Sacrifice of Love: A Journal Entry

The weather has finally turned a corner in the town where we have been residing in England for just over a month, for now anyway. I won't get into the concerns over the warmer temperatures it's creating in the flat, and what that might do to the kitchen, which we've been using as a refrigerator, not having one. Or the slight worry over potential food poisoning, some of us tend react to even the best and freshest foods in negative ways.

Walking through the park today, passing through the opening of the ancient Roman wall that surrounds city center, and passing the castle we have become so familiar with, we were struck with the massive beauty of this English town. So much ivy, our favourite plant, grows heartily in such variety of versions and colours everywhere, among the branches and plants made dry and dormant by winter temperatures.

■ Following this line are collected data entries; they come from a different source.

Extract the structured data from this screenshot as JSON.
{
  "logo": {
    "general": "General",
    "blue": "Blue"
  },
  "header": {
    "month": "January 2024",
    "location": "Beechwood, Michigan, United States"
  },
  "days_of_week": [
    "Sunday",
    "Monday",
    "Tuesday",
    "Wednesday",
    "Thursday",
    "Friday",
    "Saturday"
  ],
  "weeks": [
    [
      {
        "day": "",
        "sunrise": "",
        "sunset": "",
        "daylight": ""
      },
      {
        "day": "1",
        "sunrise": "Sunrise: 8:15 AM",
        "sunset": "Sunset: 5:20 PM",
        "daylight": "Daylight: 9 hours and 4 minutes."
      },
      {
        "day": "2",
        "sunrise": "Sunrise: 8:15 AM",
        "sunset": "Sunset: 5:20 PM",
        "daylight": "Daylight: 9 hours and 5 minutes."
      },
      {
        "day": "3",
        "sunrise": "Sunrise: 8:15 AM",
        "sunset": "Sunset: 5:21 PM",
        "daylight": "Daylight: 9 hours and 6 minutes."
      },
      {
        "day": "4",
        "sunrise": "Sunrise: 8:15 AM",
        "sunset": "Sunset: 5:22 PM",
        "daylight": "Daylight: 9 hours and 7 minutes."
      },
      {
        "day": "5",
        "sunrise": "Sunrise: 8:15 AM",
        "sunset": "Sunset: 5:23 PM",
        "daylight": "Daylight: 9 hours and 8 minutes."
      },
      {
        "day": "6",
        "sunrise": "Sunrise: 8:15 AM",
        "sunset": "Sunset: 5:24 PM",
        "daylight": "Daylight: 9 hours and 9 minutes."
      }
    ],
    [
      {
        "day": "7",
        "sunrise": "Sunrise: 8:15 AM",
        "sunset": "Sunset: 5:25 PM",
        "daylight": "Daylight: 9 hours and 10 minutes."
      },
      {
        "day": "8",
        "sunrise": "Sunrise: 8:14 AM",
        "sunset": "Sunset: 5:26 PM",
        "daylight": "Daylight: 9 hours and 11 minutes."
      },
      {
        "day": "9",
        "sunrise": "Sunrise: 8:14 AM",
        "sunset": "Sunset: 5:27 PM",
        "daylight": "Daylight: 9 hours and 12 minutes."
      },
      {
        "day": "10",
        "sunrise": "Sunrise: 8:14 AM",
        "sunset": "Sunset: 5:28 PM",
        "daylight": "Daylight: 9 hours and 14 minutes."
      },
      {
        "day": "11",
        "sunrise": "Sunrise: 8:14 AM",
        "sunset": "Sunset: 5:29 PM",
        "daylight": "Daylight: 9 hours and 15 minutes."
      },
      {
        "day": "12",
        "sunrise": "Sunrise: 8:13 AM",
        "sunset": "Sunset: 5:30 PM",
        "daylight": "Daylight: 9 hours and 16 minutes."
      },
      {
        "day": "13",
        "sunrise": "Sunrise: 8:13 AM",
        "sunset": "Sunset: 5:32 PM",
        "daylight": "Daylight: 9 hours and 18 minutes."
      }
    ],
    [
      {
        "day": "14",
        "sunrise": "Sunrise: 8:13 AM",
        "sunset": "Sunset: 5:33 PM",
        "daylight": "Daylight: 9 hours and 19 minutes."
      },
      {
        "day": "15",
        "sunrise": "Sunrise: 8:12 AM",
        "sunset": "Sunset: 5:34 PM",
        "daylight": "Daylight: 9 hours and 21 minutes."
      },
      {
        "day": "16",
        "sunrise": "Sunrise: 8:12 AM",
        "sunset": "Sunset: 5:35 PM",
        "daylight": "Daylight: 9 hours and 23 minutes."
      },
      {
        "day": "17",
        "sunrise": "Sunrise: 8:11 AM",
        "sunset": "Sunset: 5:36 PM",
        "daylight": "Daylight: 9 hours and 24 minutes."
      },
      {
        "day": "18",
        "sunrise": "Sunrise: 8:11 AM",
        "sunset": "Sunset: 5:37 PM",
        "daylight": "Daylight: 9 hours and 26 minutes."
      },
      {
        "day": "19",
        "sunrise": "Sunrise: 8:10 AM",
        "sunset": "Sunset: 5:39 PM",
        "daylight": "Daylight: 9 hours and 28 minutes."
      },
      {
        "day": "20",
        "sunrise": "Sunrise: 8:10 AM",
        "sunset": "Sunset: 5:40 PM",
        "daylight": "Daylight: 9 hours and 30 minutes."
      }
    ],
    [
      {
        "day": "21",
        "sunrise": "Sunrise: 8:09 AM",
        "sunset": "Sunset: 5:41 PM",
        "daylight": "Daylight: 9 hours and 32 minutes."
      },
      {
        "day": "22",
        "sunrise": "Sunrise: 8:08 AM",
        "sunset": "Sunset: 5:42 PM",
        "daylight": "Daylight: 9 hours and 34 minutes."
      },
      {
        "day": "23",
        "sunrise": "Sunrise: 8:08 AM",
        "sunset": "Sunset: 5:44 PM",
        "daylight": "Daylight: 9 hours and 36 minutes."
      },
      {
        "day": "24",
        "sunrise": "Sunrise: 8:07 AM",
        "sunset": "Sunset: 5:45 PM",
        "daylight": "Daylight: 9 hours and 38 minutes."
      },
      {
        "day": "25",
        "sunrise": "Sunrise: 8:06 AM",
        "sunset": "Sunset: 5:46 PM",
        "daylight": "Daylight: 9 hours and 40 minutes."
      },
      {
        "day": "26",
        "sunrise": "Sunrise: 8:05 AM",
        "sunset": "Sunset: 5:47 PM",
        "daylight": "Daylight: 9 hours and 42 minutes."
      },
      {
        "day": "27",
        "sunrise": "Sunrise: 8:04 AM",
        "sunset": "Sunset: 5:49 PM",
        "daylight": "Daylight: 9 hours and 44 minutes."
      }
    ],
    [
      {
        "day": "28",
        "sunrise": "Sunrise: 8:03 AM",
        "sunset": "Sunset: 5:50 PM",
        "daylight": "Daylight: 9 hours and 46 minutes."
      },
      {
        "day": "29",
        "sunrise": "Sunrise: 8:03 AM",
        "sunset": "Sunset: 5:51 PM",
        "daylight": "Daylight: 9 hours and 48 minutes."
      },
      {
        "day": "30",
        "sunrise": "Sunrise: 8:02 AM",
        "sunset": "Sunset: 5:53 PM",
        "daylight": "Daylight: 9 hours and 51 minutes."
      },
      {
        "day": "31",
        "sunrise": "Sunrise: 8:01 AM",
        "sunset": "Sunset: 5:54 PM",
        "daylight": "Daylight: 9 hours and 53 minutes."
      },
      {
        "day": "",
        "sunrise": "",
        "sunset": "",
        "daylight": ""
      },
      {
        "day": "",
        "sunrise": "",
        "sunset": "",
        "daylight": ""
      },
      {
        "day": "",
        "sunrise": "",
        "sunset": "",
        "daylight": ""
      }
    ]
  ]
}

Flowers are springing up all over town, bird and squirrels move around everywhere.  People are out in droves, children playing on the playgrounds, mothers with strollers. An old man sits on a bench, his motorized scooter in the distance. A squirrel jumps up on a bench we were sitting on, approaches us, begging for food. We pet its nose, and upon realizing we didn't have any treats to offer today, departs. We often walk through the park and have conversations with some of the squirrels who sit on higher structures, while they nibble on food manically. They are all friendly gray squirrels, not afraid of people or ashamed to beg, who are not native to England, but were introduced in the late 19th, to early 20th century, and have wiped out  most of the red squirrel populations that inhabited the area. Sometimes we laugh at the analogies of this happening that we create in our head, and the similarities between animals and humans (animals).

On the way home, carrying our shopping bags and enjoying the solitude provided by music on our iPod, we pass over the small bridge of the narrow river we are required to cross in order to get in and out of town from "home". I stop and watch the swans, they might be my favourite thing to see with each trip into town center. Their interactions with the other birds, various breeds of ducks, coots, moorhens, and the occasional heron, are interesting.

Having gone to London last weekend we realized why James, our boyfriend, chooses not to live there, and instead choose to stay here, in this town he loves. Overtaken by it all we realized how much he must truly love us, to be willing to leave this beauty, this town he has lived in almost his whole life, to be with us in America, a place he is not overly fond of.

It sacrifice he is willing to make, makes me sad, and happy, overwhelmed and thankful, that we have found someone like him, even if we don't all love him like he would like us to, most of us are pleased to call him our boyfriend.